Community organisations are daily faced with significant numbers of people with memory loss, most of which is undiagnosed or untreated. Given the incidence of coronary heart disease, stroke and hypertension in the Irish community, the risk of vascular dementia may well be higher than the age profile of the population suggests. The poor socio–economic circumstances of a significant proportion of the older population living in areas of marked multiple deprivation, confounds their ability to access health and social care in an equitable or timely manner.
Irish in Britain has a strategy in place to address the needs of Irish in relation to all forms of memory loss. For more information on this, see Cuimhne: Irish Memory Loss Alliance.
A diagnosis of dementia can bring many different emotions. Some people feel angry, confused or frightened. Every person is different and therefore react differently. It is important to remember that you can live well with Dementia. The important point to remember is that it doesn’t mean you change who you are or stop doing what you enjoy but you may need to do it differently and plan it more.
Talking to people about your diagnosis and continuing to do the activities you enjoy is important.

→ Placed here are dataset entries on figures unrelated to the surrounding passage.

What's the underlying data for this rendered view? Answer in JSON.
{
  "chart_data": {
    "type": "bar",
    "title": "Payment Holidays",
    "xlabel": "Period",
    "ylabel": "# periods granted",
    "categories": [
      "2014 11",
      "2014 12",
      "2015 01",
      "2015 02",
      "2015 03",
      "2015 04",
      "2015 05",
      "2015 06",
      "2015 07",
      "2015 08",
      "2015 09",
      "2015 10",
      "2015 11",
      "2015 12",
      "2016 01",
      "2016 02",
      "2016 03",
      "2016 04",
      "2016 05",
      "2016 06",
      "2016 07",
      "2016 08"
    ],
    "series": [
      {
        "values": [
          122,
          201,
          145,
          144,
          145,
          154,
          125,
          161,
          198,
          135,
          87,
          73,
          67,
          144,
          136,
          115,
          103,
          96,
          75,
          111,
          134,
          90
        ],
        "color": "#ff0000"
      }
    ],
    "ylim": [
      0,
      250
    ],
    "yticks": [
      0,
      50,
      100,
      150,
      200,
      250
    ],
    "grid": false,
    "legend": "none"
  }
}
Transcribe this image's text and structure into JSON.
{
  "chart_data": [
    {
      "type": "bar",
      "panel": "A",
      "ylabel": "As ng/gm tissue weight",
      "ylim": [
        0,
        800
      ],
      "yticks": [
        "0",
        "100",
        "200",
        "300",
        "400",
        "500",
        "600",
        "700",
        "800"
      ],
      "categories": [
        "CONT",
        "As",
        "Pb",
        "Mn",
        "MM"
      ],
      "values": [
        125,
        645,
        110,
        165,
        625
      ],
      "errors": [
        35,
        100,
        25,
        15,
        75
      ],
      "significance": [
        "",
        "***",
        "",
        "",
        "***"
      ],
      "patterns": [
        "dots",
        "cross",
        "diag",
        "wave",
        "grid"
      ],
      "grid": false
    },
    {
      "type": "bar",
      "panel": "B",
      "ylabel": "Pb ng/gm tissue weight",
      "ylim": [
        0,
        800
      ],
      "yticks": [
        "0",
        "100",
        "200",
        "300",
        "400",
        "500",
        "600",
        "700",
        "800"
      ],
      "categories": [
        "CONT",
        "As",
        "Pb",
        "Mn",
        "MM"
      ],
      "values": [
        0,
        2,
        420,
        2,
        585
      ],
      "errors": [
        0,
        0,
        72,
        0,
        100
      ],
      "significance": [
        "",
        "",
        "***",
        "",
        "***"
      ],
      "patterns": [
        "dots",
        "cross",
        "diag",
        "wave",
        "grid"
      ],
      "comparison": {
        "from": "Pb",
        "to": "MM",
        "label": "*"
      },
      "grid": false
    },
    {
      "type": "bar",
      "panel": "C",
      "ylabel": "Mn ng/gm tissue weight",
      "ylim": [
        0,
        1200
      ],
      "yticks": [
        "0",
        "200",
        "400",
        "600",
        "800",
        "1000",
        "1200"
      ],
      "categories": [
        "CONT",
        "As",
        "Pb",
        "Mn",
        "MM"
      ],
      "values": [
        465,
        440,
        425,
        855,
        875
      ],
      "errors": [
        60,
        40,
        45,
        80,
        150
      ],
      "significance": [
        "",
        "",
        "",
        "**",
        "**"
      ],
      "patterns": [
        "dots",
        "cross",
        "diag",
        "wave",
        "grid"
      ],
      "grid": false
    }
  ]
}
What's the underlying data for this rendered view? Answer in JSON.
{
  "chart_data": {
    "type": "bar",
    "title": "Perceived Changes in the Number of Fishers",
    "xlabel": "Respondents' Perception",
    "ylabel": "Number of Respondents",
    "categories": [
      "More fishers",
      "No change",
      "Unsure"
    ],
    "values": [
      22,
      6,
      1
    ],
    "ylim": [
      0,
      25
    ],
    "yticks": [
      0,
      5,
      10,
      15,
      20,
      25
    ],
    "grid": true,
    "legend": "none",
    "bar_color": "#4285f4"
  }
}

Whilst dementia cannot be cured there are drugs that can help with the symptoms, therapy can help understand it and come to terms with it but whatever you decide to do then please ensure you talk about it and continue doing activities that you enjoy. If you are looking after a person with dementia please give them the space to talk about it and ensure they are invited to social events and do not become isolated. Isolation is one thing you must make sure does not happen.